A Comparative Study of Feature Selection Techniques for Predicting Student Academic Performance Using Educational Data
摘要
The research evaluates the performance of filter-, wrapper- and embedded-based methods for feature selection adjustments that enhance academic performance predictions from educational data. Through the application of Kalboard-360 (480 students, 16 features) with 649 students in the UCI Student Performance (33 attributes) dataset we tested 10 FS algorithms including Chi-square (Chi2), Correlation-based Feature Selection (CFS) alongside SelectFwe and sequential selection and LASSO and Random Forest importance as embedded methods. The performance evaluation employed RF alongside SVM and DT as classification algorithms. The data showed that wrapper methods specifically SelectFwe (SFWEF) produced the best accuracy rating at 74.3% when used with RF algorithms in agreement with Tariq [1]. The implementation of these techniques proved expensive by requiring 2–3 times longer runtime compared to normal filter method operation. Filter evaluation methods such as GainRatioAttributeEval achieved an optimal trade-off between performance speed-up and predictive accuracy.
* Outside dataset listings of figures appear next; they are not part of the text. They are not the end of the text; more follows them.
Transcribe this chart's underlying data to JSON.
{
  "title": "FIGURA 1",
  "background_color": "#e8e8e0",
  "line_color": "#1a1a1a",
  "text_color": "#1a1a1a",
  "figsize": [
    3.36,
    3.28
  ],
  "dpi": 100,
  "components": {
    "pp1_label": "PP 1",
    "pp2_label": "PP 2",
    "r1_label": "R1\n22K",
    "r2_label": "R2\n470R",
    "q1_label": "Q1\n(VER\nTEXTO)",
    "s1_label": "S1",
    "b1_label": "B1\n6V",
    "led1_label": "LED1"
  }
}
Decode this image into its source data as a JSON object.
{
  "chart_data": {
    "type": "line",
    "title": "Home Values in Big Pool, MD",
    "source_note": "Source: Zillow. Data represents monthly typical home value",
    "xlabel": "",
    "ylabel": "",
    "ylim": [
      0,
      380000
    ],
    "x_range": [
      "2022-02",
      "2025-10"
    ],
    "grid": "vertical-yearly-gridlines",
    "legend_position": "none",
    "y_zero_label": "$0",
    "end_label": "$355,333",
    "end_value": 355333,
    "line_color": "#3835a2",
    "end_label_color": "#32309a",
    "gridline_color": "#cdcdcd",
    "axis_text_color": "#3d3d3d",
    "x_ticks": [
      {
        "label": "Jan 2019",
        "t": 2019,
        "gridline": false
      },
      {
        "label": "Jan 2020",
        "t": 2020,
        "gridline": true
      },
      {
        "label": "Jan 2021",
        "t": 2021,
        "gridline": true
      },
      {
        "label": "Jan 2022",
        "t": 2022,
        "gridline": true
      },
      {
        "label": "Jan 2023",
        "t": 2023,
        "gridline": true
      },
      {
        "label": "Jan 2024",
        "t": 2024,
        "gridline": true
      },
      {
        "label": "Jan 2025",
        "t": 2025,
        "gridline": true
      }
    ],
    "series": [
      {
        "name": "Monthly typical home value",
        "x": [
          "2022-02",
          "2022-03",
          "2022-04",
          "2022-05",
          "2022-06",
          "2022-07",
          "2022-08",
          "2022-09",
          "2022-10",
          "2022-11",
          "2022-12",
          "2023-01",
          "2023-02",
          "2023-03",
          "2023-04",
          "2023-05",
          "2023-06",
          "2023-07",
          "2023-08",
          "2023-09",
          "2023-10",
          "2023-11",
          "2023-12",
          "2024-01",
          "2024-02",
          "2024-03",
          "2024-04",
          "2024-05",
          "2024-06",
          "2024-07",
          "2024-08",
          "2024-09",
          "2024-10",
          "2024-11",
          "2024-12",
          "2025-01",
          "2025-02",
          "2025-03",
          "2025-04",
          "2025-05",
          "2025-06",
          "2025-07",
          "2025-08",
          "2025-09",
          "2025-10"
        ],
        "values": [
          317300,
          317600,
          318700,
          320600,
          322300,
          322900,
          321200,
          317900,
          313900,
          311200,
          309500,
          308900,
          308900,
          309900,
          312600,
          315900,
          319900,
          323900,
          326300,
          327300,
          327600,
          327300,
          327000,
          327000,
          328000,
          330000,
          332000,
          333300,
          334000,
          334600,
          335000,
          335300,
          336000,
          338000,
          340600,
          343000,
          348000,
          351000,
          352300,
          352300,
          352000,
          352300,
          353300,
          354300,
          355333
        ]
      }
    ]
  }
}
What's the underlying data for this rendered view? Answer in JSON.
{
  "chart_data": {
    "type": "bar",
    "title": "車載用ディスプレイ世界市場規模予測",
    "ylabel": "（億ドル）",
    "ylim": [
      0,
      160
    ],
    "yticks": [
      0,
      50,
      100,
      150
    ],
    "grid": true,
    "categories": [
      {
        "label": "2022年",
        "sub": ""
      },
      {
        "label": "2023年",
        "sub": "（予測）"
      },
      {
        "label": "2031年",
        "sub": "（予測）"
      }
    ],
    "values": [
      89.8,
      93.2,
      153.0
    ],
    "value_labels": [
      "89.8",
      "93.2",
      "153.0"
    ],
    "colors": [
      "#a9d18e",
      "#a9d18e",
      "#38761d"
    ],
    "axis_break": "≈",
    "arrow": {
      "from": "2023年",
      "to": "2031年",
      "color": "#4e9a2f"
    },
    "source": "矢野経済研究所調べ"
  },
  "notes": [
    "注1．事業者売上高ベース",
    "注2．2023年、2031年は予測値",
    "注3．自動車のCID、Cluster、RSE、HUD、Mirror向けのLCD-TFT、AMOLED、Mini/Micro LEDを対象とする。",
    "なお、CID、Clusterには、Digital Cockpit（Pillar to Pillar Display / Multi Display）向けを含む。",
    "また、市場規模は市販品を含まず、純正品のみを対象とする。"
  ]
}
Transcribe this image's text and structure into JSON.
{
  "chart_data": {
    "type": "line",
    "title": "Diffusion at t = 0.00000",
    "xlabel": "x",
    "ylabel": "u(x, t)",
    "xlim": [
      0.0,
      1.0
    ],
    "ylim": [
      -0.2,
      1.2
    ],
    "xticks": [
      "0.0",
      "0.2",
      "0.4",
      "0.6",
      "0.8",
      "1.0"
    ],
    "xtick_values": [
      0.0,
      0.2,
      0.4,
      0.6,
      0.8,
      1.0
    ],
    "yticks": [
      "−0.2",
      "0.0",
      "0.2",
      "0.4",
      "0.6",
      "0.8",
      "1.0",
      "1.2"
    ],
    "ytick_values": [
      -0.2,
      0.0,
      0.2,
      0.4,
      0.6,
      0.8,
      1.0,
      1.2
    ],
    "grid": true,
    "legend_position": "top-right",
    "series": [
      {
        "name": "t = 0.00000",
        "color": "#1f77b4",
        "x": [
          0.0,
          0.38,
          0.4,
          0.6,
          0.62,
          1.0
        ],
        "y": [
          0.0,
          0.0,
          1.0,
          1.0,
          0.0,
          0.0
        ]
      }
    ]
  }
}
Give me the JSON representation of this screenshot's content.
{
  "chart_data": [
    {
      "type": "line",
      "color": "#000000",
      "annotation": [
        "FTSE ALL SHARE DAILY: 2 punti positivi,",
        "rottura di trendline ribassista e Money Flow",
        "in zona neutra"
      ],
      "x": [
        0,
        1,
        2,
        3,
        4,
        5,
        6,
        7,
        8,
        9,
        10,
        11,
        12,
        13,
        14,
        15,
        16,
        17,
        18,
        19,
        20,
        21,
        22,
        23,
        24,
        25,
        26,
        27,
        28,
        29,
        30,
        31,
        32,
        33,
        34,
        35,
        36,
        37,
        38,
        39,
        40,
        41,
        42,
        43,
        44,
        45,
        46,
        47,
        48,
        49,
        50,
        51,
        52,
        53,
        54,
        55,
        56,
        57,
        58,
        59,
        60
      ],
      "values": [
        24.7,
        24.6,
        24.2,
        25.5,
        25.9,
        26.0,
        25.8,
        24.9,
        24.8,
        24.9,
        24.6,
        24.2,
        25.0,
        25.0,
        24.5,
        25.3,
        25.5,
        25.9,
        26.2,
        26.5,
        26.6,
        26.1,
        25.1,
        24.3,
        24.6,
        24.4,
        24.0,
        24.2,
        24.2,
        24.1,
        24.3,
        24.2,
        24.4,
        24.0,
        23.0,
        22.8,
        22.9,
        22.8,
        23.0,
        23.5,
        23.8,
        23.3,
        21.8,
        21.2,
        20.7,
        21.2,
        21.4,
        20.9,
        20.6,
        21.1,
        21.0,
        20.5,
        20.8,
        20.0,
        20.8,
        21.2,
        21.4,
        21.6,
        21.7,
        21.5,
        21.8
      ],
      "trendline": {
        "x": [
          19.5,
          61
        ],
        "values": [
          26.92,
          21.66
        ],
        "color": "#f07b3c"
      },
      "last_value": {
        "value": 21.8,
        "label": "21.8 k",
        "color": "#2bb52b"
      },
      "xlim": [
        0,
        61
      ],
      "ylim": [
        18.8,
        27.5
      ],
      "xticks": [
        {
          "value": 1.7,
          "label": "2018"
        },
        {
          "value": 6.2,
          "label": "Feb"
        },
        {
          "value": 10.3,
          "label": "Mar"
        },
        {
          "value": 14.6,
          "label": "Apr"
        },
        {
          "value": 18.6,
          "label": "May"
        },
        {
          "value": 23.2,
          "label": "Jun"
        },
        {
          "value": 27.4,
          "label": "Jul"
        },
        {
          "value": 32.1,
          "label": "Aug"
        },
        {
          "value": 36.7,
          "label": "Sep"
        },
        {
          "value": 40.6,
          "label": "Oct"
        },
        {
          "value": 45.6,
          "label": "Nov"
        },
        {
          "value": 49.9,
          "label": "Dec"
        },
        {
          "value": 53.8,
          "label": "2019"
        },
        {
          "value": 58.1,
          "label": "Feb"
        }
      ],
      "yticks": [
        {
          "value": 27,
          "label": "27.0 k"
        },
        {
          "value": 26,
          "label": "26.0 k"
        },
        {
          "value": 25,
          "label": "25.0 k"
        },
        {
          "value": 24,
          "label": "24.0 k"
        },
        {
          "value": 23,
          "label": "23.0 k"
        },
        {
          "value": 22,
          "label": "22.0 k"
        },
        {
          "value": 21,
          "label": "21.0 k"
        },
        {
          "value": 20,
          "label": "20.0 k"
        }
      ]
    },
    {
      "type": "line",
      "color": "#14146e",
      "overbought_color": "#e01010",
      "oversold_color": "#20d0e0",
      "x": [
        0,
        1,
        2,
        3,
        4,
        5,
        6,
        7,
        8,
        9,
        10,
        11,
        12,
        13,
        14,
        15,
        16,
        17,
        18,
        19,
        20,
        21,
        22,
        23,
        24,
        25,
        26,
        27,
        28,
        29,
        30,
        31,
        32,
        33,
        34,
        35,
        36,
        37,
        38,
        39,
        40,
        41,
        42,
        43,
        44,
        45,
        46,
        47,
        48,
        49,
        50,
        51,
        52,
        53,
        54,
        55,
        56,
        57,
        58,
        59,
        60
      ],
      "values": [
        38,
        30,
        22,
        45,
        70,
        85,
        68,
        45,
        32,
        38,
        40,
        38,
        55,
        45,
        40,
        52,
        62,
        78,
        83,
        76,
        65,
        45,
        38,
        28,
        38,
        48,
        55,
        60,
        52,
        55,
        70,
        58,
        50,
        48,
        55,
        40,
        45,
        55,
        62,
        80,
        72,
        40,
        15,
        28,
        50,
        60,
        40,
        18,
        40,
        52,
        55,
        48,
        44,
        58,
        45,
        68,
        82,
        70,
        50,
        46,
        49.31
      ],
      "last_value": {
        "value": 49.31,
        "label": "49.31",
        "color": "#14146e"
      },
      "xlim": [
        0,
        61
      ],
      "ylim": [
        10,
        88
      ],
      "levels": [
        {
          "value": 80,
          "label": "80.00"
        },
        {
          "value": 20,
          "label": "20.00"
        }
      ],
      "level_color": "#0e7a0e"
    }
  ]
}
It improved training efficiency by 15–20% at the same accuracy rate of 76.45% as reported in Enaro [2]. The Chicken Swarm Optimization (CSO)-based FS attained 84.89% accuracy in embedded technique evaluation but faced deployment challenges due to its complexity according to Huynh Cam et al. [3]. This research presents important trade-offs because wrapper methods deliver higher accuracy by using more computational resources but filter approaches provide suitable solutions which work well with real-time requirements. The study strengthens previously established arguments by Sokkhey [4] about the requirement for hybrid FS frameworks in educational data mining (EDM). A thorough evaluation of F1-score and accuracy along with runtime performance enables educational leaders to develop predictive models which align with their specific goals between accuracy and processing speed requirements.